На третьи сутки непрерывной работы я выполз во двор администрации. Сладковатый запах мертвечины в коридорах и кабинетах вызывал позывы времен юношеских практик потребления непереносимых доз портвейна. Трупы раздуло, а убирать их, кажется, никто не собирался. Зато работоспособность управлений, отделов и служб Правительства Республики внушала определенный оптимизм.

Не слишком обращая внимание на грозные взгляды паренька-омоновца, подошел поближе.

Властители судеб, хозяева области, цвет касты Неприкасаемых, последний раз в своей жизни надулись изо всех сил. Брючные ремни, воротники коллекционных сорочек и пиджаков от известных домов врезались в распухшие тела. Лощеные, ухоженные лучшими косметологами лица посинели. Открытые, никогда не лгущие глаза задуло круговертью пыли и мелкого мусора. В раззявленные рты намело окурков и всякого сора. Меж сияющей металлокерамикой мостов и зубных протезов вибрировали отливающие горящей медью живые клубки мух.

Скольких вы сломали, переехали, ограбили и обманули? Куда край опустили? Для чего было все? Нацареванное – где? К чему вы пришли? Вот к этому?! Говорят, ничего на этом свете не возвращается. В таком случае Скудельников – посланник Рока. Здесь и сейчас вернулось. Отлилось каждому по полной…

– Деркулов!

Повернулся. Задумавшись, не услышал, как они вышли из здания. В нескольких метрах за спиной стоял Кравец. Возле него Председатель Военного Совета Республики. Чуть поодаль столпилось несколько человек аппарата и совсем не многочисленная, если сравнивать с прошлым, охрана.

Скудельников внешне откровенно не производил особого впечатления. Среднего роста, обычного телосложения, ну, может, слегка худощав для своих пятидесяти. Короткая, аккуратная стрижка светлых седеющих волос. Рядовые, достаточно правильные черты вполне интеллигентного лица. Ну, может быть, только глаза: приглушенные, неопределенно-серые, немного более внимательные, чем у других. Дабы точнее определить – захватывающий, считывающий, прилипающий к тебе взгляд.

Подошел…

– Кирилл Деркулов. Наш…

Он не дал Стасу закончить:

– Знаю! – Сделал шаг навстречу и крепко пожал мне руку.

– Здравия желаю, Петр Петрович.

– Вот, Кравец, учитесь! – И, широко улыбнувшись, продолжил: – Я знаком с вами, Деркулов, – читал ваше досье.
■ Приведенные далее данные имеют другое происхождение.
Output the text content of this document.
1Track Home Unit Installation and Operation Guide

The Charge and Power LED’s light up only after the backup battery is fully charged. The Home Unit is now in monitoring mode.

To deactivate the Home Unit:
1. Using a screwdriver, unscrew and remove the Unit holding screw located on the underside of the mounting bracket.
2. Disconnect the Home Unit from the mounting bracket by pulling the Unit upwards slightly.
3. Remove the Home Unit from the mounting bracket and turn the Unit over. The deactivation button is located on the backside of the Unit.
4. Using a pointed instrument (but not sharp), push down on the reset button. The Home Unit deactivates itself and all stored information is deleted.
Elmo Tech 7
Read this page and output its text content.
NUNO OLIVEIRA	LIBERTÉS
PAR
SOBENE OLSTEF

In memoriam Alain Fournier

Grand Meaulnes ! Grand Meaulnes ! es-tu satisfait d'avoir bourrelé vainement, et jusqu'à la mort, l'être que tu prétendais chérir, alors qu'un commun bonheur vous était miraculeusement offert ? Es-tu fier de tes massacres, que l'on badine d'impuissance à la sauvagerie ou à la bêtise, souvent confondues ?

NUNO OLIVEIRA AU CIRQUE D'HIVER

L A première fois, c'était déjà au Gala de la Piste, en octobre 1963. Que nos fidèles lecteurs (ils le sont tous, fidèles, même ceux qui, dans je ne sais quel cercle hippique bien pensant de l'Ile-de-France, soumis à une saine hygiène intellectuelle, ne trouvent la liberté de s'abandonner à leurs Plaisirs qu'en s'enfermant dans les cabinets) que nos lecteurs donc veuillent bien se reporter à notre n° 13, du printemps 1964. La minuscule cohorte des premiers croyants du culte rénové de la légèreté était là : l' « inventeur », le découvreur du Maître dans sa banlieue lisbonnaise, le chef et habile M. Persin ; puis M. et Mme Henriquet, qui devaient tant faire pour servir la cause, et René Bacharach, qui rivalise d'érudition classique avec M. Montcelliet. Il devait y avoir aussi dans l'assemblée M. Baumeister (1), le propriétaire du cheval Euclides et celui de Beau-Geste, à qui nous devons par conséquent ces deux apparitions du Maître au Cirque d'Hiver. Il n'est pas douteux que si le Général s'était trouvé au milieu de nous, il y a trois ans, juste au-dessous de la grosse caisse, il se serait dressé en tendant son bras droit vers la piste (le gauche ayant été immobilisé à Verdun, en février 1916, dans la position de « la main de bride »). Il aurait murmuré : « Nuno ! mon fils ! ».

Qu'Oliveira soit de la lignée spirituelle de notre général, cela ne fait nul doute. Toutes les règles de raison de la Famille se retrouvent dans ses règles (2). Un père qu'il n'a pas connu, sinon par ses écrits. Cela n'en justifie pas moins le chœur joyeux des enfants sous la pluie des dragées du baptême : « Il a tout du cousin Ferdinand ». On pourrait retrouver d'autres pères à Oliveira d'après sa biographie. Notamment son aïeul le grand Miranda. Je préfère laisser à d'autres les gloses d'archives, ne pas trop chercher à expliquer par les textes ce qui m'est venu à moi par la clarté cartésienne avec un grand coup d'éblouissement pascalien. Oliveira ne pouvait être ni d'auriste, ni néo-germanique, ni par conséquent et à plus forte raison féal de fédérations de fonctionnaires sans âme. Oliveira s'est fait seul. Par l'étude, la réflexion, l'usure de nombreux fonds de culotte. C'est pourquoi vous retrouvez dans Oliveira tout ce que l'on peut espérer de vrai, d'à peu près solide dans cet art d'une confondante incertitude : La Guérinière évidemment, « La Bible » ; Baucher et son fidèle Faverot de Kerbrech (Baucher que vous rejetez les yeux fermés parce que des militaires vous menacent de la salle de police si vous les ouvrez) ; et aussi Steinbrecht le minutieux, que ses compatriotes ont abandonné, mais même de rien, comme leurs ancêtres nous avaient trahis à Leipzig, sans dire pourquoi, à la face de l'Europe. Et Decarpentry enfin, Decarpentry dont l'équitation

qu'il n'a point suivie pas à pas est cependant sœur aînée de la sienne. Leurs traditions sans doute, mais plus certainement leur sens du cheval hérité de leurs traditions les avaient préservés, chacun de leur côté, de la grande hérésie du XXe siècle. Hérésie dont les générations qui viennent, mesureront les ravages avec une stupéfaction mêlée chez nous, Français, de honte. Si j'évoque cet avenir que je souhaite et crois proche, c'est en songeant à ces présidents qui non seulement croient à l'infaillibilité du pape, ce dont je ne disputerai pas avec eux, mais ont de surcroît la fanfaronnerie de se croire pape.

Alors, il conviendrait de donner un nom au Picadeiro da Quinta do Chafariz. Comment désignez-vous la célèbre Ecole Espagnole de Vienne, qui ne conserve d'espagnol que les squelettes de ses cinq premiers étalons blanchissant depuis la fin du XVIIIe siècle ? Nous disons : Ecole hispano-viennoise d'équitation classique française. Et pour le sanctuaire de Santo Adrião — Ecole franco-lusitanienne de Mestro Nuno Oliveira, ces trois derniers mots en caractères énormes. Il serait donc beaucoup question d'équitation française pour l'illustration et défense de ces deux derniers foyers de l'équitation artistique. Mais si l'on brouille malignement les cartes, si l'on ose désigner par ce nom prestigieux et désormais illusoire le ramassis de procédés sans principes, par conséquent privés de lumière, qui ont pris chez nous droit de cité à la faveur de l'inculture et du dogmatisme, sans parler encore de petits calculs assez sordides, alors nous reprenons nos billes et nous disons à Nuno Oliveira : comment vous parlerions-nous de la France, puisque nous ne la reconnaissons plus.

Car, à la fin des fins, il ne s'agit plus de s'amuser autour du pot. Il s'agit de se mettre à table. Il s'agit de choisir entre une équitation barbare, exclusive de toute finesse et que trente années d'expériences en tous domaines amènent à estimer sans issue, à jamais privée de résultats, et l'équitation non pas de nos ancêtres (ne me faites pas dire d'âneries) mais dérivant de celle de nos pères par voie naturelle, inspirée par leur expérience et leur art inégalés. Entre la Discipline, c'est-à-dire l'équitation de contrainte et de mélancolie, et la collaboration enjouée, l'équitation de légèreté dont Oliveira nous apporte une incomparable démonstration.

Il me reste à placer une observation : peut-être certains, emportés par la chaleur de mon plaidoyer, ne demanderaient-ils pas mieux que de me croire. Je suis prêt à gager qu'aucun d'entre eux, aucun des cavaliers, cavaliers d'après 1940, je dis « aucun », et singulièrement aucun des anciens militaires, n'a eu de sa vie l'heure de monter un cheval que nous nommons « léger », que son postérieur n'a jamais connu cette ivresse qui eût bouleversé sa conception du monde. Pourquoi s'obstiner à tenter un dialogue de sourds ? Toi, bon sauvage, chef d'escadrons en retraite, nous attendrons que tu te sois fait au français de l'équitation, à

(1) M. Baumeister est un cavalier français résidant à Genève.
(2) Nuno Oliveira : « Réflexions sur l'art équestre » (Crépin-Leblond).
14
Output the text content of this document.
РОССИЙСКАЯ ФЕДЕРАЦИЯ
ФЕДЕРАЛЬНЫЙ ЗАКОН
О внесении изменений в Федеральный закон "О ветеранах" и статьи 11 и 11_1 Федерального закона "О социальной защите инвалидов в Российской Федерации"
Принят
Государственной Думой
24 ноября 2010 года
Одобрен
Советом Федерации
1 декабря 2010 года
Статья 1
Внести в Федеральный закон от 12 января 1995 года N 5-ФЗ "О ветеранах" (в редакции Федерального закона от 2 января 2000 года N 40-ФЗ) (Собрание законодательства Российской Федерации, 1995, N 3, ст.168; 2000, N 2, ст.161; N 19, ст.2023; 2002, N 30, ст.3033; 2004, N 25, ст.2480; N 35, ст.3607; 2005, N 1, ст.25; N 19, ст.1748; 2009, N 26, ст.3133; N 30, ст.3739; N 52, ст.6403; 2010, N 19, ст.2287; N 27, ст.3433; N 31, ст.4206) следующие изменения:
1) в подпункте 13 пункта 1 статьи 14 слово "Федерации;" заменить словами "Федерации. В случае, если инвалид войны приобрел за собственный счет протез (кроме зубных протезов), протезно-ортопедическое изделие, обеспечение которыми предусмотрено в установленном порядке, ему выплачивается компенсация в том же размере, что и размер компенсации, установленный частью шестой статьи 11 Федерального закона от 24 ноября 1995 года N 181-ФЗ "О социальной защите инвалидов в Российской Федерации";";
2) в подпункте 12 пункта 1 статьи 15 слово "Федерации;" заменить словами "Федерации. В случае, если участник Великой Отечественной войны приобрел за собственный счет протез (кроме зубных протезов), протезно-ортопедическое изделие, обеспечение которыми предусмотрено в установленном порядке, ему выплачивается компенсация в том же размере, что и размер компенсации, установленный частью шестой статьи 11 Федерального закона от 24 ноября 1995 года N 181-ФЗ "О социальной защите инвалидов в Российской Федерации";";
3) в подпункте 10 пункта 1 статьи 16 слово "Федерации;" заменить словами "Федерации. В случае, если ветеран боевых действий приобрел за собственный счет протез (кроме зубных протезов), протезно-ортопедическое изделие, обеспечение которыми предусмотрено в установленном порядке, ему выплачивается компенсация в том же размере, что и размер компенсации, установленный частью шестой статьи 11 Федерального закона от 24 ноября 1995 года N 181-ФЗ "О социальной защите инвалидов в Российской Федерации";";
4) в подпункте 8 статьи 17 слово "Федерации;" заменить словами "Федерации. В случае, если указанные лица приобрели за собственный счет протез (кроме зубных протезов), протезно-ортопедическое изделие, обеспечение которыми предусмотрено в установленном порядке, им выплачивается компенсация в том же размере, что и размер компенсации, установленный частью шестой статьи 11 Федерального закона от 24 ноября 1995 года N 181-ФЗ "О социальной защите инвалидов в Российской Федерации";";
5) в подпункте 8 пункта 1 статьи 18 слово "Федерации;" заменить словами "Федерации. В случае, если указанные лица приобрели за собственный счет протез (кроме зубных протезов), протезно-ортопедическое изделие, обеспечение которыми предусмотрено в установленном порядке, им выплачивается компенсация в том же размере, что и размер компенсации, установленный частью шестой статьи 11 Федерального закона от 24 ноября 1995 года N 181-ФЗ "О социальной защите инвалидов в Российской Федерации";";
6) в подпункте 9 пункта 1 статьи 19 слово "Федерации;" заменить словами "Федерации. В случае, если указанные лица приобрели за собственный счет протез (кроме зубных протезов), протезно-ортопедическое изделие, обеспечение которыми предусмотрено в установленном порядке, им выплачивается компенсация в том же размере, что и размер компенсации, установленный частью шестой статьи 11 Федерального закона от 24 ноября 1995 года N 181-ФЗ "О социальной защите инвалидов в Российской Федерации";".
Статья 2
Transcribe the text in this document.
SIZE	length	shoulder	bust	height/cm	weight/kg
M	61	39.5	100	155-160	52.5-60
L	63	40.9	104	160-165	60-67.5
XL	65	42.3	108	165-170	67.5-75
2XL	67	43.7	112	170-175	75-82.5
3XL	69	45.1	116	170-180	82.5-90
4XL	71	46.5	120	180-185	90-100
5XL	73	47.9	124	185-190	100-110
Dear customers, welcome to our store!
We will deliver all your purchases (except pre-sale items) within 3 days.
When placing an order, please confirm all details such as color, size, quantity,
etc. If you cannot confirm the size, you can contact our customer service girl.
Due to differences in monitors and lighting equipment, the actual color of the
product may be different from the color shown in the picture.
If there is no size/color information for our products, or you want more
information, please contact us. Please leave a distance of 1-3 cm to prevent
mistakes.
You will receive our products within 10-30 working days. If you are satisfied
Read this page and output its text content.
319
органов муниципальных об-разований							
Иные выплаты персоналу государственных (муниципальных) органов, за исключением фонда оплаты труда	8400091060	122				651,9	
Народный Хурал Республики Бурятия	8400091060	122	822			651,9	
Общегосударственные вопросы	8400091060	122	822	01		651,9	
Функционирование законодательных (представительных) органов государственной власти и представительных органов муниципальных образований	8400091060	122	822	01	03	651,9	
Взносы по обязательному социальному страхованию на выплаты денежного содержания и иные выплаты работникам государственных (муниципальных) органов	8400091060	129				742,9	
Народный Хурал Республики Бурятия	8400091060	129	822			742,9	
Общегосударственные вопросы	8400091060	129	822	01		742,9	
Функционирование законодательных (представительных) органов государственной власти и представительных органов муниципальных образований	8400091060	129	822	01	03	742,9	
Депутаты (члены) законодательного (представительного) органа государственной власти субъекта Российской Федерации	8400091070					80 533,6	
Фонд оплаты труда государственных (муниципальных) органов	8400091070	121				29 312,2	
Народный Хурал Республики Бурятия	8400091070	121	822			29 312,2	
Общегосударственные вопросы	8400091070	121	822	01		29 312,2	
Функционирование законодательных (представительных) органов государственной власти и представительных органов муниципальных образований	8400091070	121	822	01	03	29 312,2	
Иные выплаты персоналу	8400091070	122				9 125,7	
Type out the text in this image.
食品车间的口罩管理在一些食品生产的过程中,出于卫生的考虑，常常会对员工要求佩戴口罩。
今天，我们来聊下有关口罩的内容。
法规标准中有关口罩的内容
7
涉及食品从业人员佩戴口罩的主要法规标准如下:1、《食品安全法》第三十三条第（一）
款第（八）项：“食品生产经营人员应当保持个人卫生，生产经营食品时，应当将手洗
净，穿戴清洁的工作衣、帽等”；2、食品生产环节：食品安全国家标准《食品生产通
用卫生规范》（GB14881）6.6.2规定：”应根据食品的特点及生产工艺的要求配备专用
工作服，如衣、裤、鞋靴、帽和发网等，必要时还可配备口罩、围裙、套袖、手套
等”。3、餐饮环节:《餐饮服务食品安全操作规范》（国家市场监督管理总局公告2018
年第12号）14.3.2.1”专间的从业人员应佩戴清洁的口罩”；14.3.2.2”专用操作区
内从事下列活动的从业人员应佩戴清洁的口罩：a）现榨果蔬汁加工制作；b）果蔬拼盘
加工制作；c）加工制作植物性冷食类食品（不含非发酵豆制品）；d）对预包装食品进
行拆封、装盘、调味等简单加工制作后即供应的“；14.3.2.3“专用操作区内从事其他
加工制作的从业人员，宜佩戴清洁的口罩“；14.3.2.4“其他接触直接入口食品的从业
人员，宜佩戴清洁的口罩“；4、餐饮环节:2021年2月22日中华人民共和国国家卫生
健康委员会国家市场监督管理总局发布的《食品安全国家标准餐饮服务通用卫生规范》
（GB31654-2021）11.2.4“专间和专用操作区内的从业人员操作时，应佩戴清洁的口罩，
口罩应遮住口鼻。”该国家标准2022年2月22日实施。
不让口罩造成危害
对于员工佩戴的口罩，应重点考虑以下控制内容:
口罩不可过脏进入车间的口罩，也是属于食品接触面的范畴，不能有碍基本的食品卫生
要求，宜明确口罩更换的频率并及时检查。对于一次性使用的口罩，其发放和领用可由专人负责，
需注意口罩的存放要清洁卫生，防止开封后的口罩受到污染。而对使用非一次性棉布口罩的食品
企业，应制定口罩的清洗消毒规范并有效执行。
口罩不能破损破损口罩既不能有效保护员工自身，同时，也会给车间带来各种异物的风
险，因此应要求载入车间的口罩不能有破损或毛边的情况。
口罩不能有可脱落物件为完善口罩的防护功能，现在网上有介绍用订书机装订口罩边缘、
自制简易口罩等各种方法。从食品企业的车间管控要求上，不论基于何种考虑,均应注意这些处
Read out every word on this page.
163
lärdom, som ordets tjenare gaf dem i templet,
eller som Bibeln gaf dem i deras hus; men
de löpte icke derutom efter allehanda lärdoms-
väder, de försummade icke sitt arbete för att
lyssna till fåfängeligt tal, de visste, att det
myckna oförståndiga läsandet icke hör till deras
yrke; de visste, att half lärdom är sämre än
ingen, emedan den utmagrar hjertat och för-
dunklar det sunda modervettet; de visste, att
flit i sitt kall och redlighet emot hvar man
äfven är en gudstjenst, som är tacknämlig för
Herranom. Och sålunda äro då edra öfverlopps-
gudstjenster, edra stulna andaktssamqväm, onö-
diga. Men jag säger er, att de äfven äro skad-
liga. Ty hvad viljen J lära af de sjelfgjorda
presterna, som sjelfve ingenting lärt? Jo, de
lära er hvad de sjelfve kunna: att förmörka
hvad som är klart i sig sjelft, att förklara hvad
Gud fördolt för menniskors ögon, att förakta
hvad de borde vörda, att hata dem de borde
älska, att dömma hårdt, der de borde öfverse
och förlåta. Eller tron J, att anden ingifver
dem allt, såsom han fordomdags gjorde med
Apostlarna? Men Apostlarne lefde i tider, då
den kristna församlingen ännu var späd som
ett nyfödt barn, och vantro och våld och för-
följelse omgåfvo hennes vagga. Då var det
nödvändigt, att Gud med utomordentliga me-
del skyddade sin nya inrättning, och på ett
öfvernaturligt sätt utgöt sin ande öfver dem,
Вы мне нравитесь. Надеюсь только, что вы не станете, при случае, просить с ним ознакомиться?

– Петр Петрович! Не все журналисты дебилы…

Понравилось всем… Но Скудельников хотел добить начатую тему.

– В вашем Curriculum vitae[50 - Curriculum vitae (лат.) – описание жизни.] есть один интересный момент. По заключению психолога у вас завышенный порог такого параметра, как «восприятие справедливости». Намного больше обычного. Вы, проще говоря, очень чутки ко всяческому проявлению несправедливости в любой форме… – Я пожал плечами, мол: «вам – виднее». Он, не останавливаясь, продолжал: – И как, по-вашему, это… – он, резко выбросив левую руку, указал на ряд вздувшихся тел, – справедливо?